Since the hypervisor is responsible for multiplexing the hardware into different applications, the operating system no longer needs to do this. Instead, the application runs in the operating system kernel’s address space. This increases the efficiency of system calls and context switches: the kernel no longer needs to copy and validate system call parameters, and context switches become faster and more efficient.

Java Virtual Machine integration

Running in the same address space as the Java Virtual Machine allows OSv to expose hardware features, such as the page tables, directly to the Java Virtual Machine. This in turn allows the JVM to manage memory more efficiently than is possible with traditional APIs (mmap() and friends). Among the possibilities for exploiting the hardware are:

  • Direct use of large pages (2MB and 1GB pages)

  • Using the page tables to track memory modifications, to aid with garbage collection

  • Cooperative scheduling and prioritization of critical GC threads

  • Remap the memory instead copying large swept objects.

lock-free algorithms

Unlike traditional multi-core operating systems, OSV does not use spin-locks at all. On virtual machines, spin-locks are known to cause the “Lock Holder Preemption” problem which degrades performance. So OSV avoids spin-locks completely - and even offers a mutex implementation which is not based on a spin-lock.


Operating systems on a multi-core virtual machine face a unique challenge that did not exist on physical machines: On a physical machine, all cores always run at full steam (unless the OS requested otherwise). This is not true on virtual machines: A virtual CPU often stops running guest code at unpredictable times, for short or long durations. For example, the guest can stop while the hypervisor is processing a device interrupt, or when the hypervisor preempts the running VM in favor of a different host process or a different guest VM.

Spin-locks are especially vulnerable to CPUs being stopped. When one virtual cpu holds a spin-lock and gets stopped, other virtual cpus which try to take the lock start spinning indefinitely, wasting CPU time and consequently reducing performance. This is a familiar problem known as the Lock Holder Preemption problem, and it hurts performance of traditional operating systems on virtual machines.

OSV, as a new operating system designed from the ground up for virtual machines, is immune to the lock-holder preemption problem because it does not use spin-locks at all. In many cases, OSV uses lock-free algorithms to avoid locking completely. In other cases, where locking is required, it provides a lock-free mutex, a mutual-exclusion primitive which is implemented, unlike traditional mutex implementations, without a spin-lock.


Lock-free mutexes have been proposed in 2005 and previously implemented in the threading library LFthreads, but OSV is the first operating system to use this idea to completely eliminate spin-locks.

Interrupt handling in threads

OSV does not handle interrupts in a special interrupt context, but rather in ordinary threads. This simplifies the kernel code, and avoids unwanted spin-locks. Performance is not degraded because of efficient context switches.
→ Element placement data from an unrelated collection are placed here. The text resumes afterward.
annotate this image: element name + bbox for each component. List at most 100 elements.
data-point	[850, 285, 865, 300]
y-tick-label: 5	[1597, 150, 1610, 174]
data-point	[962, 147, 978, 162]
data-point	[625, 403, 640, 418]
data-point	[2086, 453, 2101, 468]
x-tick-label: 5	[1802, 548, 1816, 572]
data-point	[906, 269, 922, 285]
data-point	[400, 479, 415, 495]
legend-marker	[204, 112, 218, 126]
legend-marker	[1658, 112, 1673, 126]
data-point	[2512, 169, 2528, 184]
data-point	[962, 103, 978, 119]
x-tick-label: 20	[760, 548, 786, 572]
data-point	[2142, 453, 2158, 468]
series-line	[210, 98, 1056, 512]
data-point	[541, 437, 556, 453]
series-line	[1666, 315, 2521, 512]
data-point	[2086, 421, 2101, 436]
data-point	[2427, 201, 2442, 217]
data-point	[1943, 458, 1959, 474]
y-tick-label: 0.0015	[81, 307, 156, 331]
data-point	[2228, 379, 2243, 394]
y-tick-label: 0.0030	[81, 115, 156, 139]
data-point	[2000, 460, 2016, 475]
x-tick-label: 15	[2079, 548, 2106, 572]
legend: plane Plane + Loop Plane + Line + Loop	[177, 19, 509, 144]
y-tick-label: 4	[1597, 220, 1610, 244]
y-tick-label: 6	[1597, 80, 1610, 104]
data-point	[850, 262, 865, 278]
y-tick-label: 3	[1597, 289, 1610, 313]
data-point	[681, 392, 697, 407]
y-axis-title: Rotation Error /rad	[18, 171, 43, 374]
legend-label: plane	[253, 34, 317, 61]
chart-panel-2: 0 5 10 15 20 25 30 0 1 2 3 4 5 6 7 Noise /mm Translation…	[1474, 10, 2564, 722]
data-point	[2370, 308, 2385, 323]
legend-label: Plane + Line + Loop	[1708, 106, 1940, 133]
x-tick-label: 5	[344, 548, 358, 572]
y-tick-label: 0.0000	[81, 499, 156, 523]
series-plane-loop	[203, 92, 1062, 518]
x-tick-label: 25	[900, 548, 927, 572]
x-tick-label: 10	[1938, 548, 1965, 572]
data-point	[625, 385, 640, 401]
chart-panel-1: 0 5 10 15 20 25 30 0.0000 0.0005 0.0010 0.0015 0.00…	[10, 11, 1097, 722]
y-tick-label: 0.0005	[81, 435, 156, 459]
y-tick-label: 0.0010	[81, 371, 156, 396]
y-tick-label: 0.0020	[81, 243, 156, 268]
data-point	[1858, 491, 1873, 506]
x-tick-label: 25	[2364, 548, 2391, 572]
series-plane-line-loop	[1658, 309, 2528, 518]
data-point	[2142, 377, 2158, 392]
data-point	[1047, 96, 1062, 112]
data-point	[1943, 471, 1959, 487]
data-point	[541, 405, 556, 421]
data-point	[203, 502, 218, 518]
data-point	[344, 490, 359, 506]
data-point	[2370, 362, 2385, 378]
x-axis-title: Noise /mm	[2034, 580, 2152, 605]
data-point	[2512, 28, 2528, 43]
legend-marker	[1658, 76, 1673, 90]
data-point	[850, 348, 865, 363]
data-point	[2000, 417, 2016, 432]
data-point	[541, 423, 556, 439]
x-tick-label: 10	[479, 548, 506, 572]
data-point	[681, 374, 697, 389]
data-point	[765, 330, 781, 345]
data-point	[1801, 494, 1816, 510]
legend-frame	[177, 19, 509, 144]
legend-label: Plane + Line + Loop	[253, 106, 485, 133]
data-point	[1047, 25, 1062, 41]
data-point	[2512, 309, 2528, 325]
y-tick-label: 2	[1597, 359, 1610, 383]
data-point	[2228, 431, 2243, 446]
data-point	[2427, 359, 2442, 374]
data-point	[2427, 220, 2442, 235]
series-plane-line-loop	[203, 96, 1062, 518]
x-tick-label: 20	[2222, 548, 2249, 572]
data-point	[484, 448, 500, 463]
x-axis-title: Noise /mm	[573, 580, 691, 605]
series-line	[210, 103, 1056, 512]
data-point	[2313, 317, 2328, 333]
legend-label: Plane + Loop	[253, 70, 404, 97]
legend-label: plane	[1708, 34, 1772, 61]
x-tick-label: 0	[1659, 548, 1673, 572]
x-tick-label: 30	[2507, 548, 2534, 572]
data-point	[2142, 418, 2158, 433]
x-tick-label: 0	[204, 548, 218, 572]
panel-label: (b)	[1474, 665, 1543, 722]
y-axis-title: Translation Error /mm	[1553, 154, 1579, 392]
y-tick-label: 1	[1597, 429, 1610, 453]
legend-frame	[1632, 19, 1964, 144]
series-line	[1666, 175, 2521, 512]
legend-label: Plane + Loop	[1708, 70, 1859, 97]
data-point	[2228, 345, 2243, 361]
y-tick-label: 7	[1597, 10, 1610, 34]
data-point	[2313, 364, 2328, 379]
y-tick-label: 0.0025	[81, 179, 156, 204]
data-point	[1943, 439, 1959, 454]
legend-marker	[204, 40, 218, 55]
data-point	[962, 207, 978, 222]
Traditionally, operating systems have an interrupt context, a special context for processing device interrupts, which is distinct from regular thread context. Code running in interrupt context is more difficult to write. Moreover, since one cannot sleep in interrupt context, spin-locks are traditionally used there to protect data from concurrent access. But as explained above, we wish to avoid spin-locks completely.

Our solution is to handle device interrupts in interrupt-handling threads. These are just normal, ordinary, threads. In the interrupt context, all we do is wake up the interrupt-handling thread, and when this thread runs it will do the bulk of the interrupt processing work. If the interrupt-handling thread needs locking, it uses a mutex, not a spin-lock.


For interrupt-handling in threads to be efficient, it’s important that context-switches between threads be as light-weight as possible. OSV indeed focuses on light-weight context switches, and its single address space and single protection domain help achieve that.

Van Jacobson style network stack

Continuing the theme of avoiding locks and lock contention, OSv is adopts Van Jacobson’s net channels idea, which removes a lot of the overhead in SMP networking stack and increases efficiency. Net channels are not yet in mainline; they will be merged soon.

State of the art file system

OSv uses the ZFS file system for local storage; a self-healing file system is perfect for the cloud.